Görüntülediğiniz mahkeme kararı kesinleşmiş bir karardır.

T.C.
İSTANBUL
BÖLGE ADLİYE MAHKEMESİ
13. HUKUK DAİRESİ
DOSYA NO: 2021/2169 Esas
KARAR NO: 2021/1790 Karar
T Ü R K M İ L L E T İ A D I N A
B Ö L G E A D L İ Y E M A H K E M E S İ K A R A R I
İNCELENEN KARARIN
MAHKEMESİ: İSTANBUL 14. ASLİYE TİCARET MAHKEMESİ
TARİHİ: 21/09/2021 Tarihli Ara Karar
NUMARASI: 2021/589 Esas
DAVANIN KONUSU: Ticari Şirket (Ortaklıktan Çıkma Veya Çıkarılmaya İlişkin)
KARAR TARİHİ: 08/12/2021
İlk derece Mahkemesinde yapılan inceleme sonucunda verilen karara karşı istinaf kanun yoluna başvurulmuş olmakla dava dosyası incelendi:
TARAFIN İDDİASININ ÖZETİ: Davacı vekili dava dilekçesi ile,müvekkillerinin davalı şirketin ortağı olduğunu, dava dışı ortak …’ın, münferit yetki ile donatılmış müdür olup, müvekkillerinin şirketin faaliyetleri hakkında bilgilendirilmediğini, müvekkillerinin tüm iletişim çabalarının sonuçsuz kaldığını, ortaklığın sağlıklı seyri açısından gerekli olan güven duygusunun, davacı müvekkilleri ve diğer ortak olan şirket müdürü arasında kalmadığını, müvekkillerine kar payının verilmediğini, defter ve belgelerin incelenmesine müsaade edilmediğini, bu haklı sebeplerle şirketten çıkmak istediklerini, ortaklık ilişkisi müvekkilleri için dayanılmaz bir hal aldığını, şirketin dava dışı ortağı ve müdürü ile müvekkillerinin yaşadıklarının adli makamlara da yansıdığını, bir çok hukuki uyuşmazlık bulunduğunu, bu sebeplerle ortaklık ilişkisinin sürdürülemeyeceğinin açık olduğunu, işbu nedenlerle müvekkillerinin ayrılma akçesi ve kar paylarına ilişkin talep hakları saklı kalmak kaydıyla, öncelikle tedbir mahiyetinde olmak üzere dava süresince müvekkillerin ortaklıktan kaynaklanan tüm hak ve borçlarının dondurulmasına/durdurulmasına karar verilmesini, müvekkillerinin davalı şirket ortaklığından çıkmasını, yargılama giderleri ve vekalet ücretinin davalı tarafa yükletilmesine karar verilmesini talep ve dava etmiştir.

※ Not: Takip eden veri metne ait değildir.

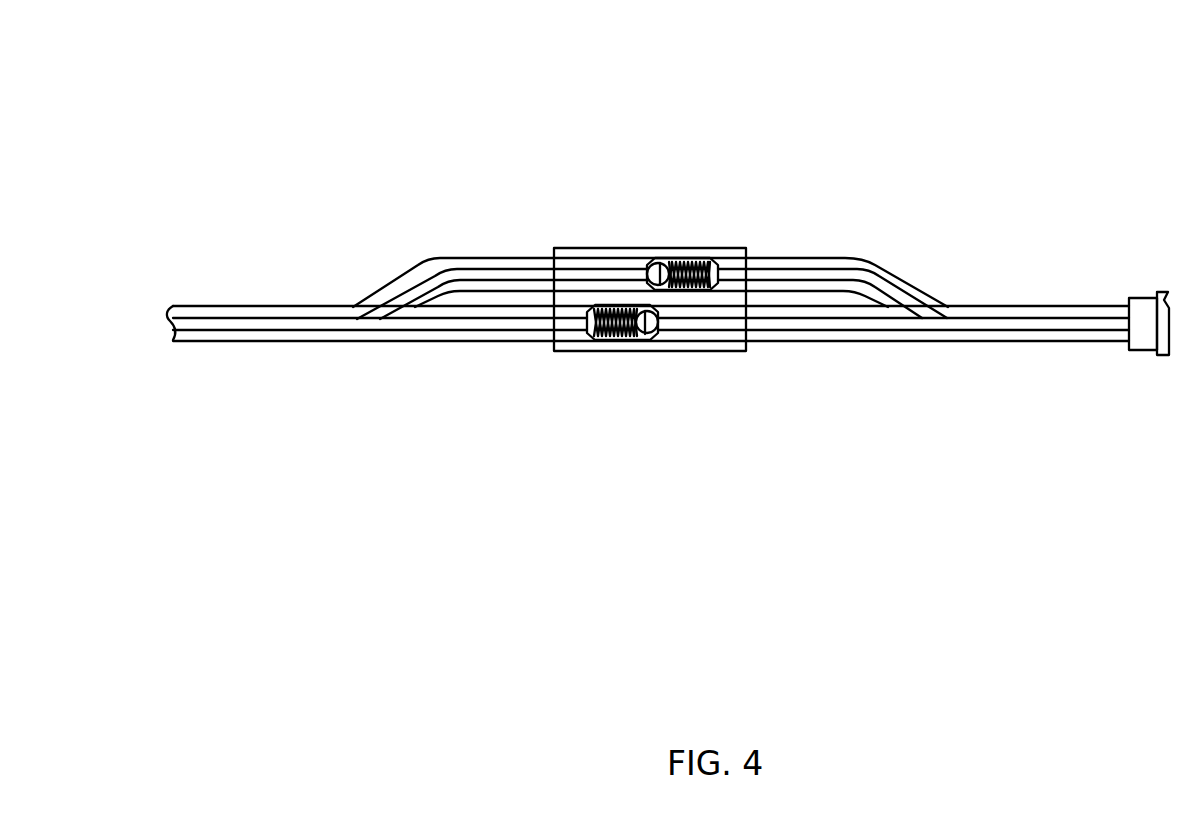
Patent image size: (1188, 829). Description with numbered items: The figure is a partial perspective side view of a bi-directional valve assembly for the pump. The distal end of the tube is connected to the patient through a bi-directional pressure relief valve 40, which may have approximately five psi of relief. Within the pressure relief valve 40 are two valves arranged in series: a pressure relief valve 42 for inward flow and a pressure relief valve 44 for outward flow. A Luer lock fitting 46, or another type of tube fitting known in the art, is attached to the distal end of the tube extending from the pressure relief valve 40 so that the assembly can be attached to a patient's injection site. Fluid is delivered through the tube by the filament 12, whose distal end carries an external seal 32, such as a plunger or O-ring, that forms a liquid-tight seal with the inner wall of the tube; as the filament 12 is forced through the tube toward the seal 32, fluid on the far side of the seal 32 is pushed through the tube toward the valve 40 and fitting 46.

The filament 12 is at (308, 330).
The external seal 32 is at (650, 464).
The bi-directional pressure relief valve 40 is at (658, 262).
The pressure relief valve for inward flow 42 is at (702, 262).
The pressure relief valve for outward flow 44 is at (613, 338).
The Luer lock fitting 46 is at (1142, 348).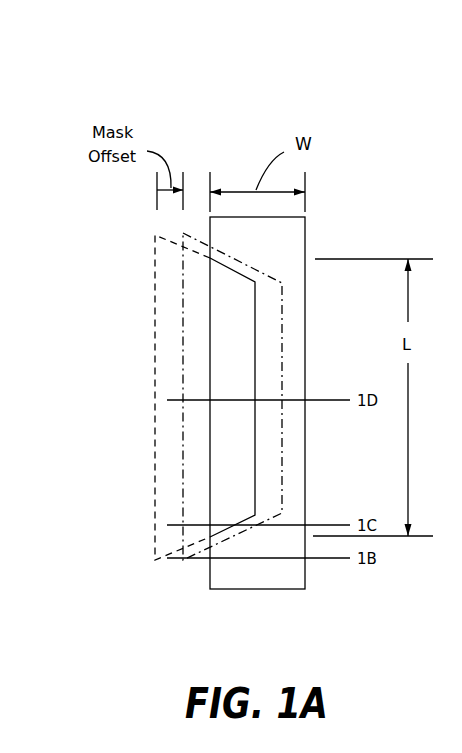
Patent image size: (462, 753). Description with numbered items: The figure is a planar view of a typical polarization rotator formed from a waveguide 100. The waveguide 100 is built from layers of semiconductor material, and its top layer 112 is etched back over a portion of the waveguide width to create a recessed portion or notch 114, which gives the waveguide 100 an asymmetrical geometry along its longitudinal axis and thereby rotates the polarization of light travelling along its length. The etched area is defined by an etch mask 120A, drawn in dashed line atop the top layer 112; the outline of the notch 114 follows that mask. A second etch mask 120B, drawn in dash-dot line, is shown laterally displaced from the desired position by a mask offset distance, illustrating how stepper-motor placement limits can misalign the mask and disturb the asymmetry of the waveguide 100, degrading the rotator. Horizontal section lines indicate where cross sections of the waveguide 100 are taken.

The waveguide 100 is at (152, 62).
The top layer 112 is at (290, 251).
The notch 114 is at (244, 316).
The etch mask 120A is at (155, 235).
The etch mask 120B is at (192, 348).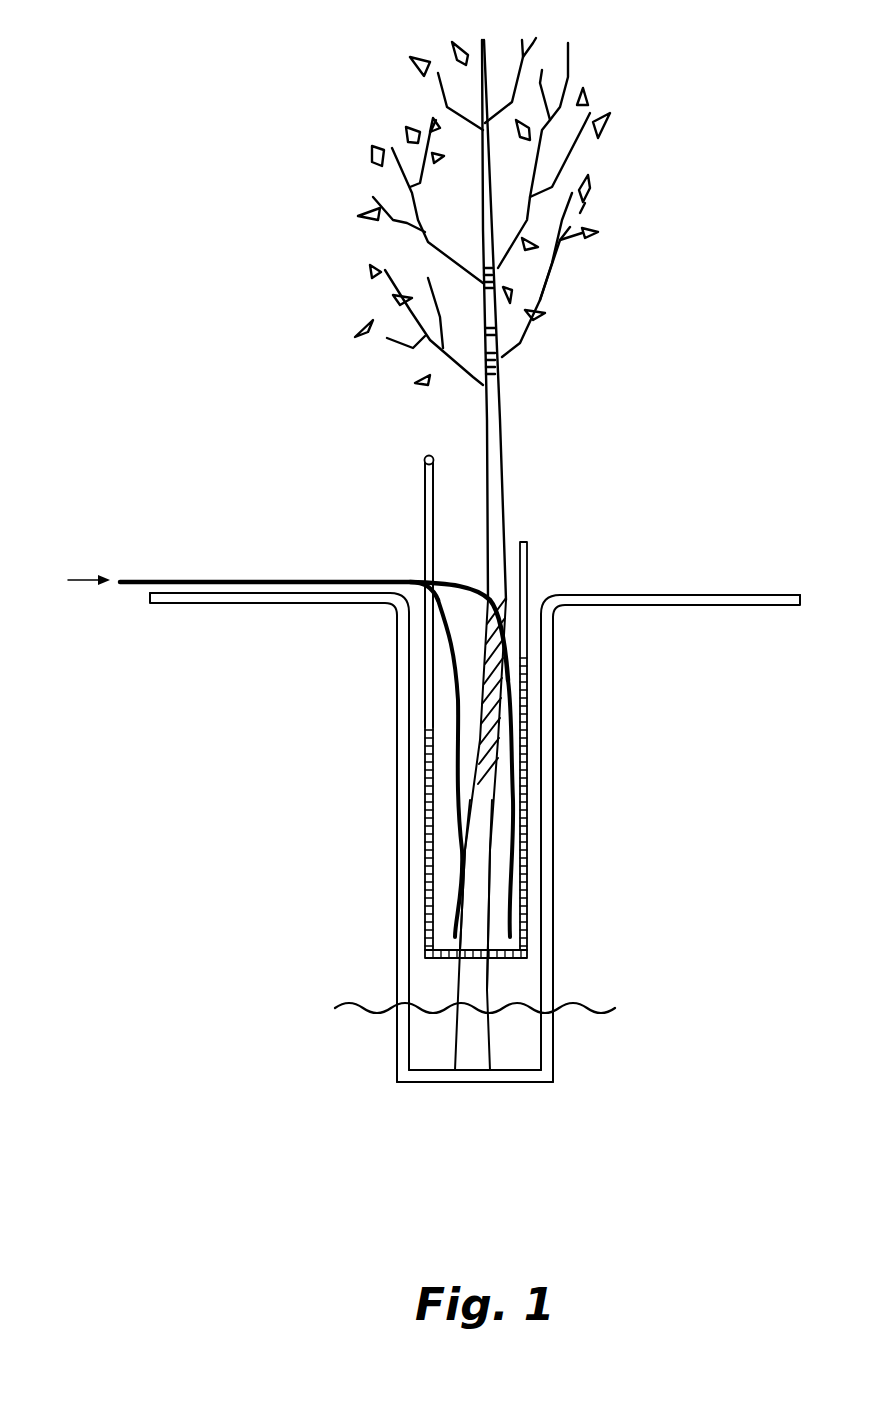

İLK DERECE MAHKEMESİ ARA KARARININ ÖZETİ: İlk Derece Mahkemesi 21/09/2021 tarih ve 2021/589 Esas sayılı ara kararında; “…İhtiyati tedbire esas olan hakkın iyi belirlenmesi gerekir. Taraflar arasında çekişmeli olan şey veya yargılama konusunu oluşturan hak, aynı zamanda tedbirin konusu hakkı da oluşturacaktır. Kanun, “uyuşmazlık konusu hakkında” diyerek bu hususa vurgu yapmıştır (m. 389/1). Ancak, özellikle dikkat edilmesi gereken husus, diğer geçici hukuki korumaların alanına giren konularda ihtiyati tedbire karar verilmemesidir. Bu sebeple, para alacakları konusunda özel ve istisnai durumlar dışında asıl geçici hukuki koruma ihtiyati hacizdir. Keza, diğer özel hükümlerde açıkça farklı bir geçici hukuki korumadan bahsedilmişse, bu durumda da o çerçevede bir karar verilmeli, ihtiyati tedbir kararı verilmemelidir (Pekcanıtez/Atalay/Özekes, a.g.e., s. 877). Somut durumda dava dilekçesi incelendiğinde; bu hali ile yaklaşık ispat yerine getirilmediğinden …”gerekçesi ile, İhtiyati tedbir talebinin REDDİNE, karar verilmiş ve karara karşı davacılar vekili tarafından istinaf başvurusunda bulunulmuştur.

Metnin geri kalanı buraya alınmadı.